Airbus Industrie points out that the global commercial aviation network connects 3,190 cities and 3,250 airports and that connectivity between airports, which has doubled since the early 1980s, continues to grow.
So, the civil aviation industryfaces a rosy future. Not so, Malta’s national airline.
Against many odds, including lack of support on the home front, some even saying “the birds of steel” would never take off, Air Malta started operations in mid-1974 and, bar the teething troubles, did make it with flying colours.
The government’s determination, the input of the Pakistani aviation experts assisting in setting up the airline and the staff all pulling the same rope contributed to the overcoming of the many hurdles encountered. The venture worked, with a degree of protectionist measures, admittedly, and Air Malta became the pride of the Maltese people.
But then things started to happen that put unnecessary burdens on the company and, as any aviation enthusiast would tell you, weight could affect an aircraft’s commercial performance.

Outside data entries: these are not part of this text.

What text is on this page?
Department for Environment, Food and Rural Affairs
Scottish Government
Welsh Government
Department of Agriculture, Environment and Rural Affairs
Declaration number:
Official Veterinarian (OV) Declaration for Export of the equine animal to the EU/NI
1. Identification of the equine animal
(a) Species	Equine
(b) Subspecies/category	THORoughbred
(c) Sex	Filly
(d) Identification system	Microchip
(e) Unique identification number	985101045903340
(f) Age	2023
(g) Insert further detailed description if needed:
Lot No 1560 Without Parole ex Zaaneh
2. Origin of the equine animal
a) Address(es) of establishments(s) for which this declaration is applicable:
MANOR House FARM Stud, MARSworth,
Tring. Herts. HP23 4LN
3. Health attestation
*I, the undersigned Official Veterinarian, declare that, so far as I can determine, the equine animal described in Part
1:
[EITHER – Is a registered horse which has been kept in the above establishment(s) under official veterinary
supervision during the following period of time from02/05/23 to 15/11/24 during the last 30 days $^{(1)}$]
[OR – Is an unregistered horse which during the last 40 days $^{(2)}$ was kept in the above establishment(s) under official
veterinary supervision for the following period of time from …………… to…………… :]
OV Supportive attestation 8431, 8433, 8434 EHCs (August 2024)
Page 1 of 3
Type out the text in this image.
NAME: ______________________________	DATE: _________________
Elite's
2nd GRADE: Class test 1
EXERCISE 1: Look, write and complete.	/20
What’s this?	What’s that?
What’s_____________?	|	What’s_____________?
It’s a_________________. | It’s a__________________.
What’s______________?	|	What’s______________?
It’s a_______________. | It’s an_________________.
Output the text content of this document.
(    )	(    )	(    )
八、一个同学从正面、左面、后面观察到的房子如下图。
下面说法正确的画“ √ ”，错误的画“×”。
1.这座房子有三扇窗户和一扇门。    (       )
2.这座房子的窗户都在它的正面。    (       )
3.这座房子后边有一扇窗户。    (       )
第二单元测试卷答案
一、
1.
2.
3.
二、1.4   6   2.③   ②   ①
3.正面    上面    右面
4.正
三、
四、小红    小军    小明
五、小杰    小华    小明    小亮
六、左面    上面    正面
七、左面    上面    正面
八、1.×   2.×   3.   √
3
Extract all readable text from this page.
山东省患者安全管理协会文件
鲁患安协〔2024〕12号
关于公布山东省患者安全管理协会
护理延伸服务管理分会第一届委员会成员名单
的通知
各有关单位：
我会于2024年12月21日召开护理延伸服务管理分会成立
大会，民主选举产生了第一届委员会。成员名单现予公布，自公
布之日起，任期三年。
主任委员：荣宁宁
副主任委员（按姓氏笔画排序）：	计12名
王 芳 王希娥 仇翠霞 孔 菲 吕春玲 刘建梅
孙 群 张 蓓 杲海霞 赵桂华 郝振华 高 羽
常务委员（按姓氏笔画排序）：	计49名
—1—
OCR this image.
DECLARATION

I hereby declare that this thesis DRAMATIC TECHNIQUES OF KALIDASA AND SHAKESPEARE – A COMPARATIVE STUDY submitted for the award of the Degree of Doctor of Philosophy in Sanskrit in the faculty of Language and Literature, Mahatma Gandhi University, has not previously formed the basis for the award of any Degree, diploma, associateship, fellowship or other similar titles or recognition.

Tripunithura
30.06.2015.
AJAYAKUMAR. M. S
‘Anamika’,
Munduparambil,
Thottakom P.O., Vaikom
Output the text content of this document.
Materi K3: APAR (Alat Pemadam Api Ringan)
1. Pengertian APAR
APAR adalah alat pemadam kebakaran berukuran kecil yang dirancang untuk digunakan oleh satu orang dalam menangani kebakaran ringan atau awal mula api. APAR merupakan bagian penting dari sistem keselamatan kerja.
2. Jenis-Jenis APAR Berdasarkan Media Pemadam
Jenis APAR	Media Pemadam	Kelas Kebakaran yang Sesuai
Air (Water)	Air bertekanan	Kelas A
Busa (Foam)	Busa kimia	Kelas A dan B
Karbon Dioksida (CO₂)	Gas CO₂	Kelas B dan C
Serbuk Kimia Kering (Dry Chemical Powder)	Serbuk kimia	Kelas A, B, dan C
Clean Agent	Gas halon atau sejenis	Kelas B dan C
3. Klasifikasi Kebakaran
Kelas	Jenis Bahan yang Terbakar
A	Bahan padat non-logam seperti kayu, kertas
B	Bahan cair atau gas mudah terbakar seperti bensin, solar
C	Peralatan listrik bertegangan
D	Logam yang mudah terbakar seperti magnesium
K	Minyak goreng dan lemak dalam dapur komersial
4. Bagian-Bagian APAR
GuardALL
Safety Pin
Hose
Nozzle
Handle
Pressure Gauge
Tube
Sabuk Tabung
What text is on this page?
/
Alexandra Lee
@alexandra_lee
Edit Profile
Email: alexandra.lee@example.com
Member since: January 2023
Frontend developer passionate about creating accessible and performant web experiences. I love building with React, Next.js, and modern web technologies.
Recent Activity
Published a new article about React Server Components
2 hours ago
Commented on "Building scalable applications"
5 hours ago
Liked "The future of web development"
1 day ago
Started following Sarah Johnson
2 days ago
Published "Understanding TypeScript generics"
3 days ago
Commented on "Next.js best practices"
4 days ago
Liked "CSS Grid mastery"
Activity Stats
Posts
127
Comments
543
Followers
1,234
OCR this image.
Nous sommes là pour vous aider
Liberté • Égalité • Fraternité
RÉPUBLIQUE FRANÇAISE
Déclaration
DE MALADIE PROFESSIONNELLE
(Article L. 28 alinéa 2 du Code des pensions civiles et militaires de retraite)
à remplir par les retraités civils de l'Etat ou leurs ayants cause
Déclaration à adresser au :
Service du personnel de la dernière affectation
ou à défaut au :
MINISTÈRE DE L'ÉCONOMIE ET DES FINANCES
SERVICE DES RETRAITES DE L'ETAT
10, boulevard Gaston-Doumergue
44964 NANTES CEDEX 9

The government, the company’s main shareholder, used Air Malta to curry favours, overloaded it with surplus staff and agreed to lucrative working conditions that were evidently unsustainable.
The rest is history – or, rather, the present state the airline is in. Pity, indeed, and shame on those who had the resposibility to ensure Air Malta would continue to fly and to serve by supporting the country’s economic and cultural development.
The financial situation of the national carrier is in bad shape – as it has been for a number of years – and, instead of seeing staff and management working together to save the day, the opposite is happening. The government and the pilots are engaged in a war of words and worse, to the extent that the airline had to take court action to ensure the cockpit crew would not strike, as they threatened to do.
Ostensibly, the bone of contention is the collective agreement but few, if any, believe this is the case. One cannot be sure either that the pilots are right when they imply they are overworked.
Sometimes one wonders what the first priority is for some of them: the airline or their private business, which, of course, they have every right to have.
The shareholder – the government – on the other hand must ensure it puts all cards on the table. Setting up companies that can be viewed as having the potential of being in direct competition with Air Malta or signing partnership deals with such competitors as Ryanair are likely to raise eyebrows among the staff and foment distrust.
There has been talk that Air Malta might be wound down and started from scratch. That would be like tearing away hundreds of pages from the civil aviation industry history book of these islands.
If Air Malta truly wants to be ‘More than just an airline’, as its motto says, the government should resolve to step aside, set up a competent board and top management team well versed with the present industry and let them work.
Perhaps Air Malta can then soar again.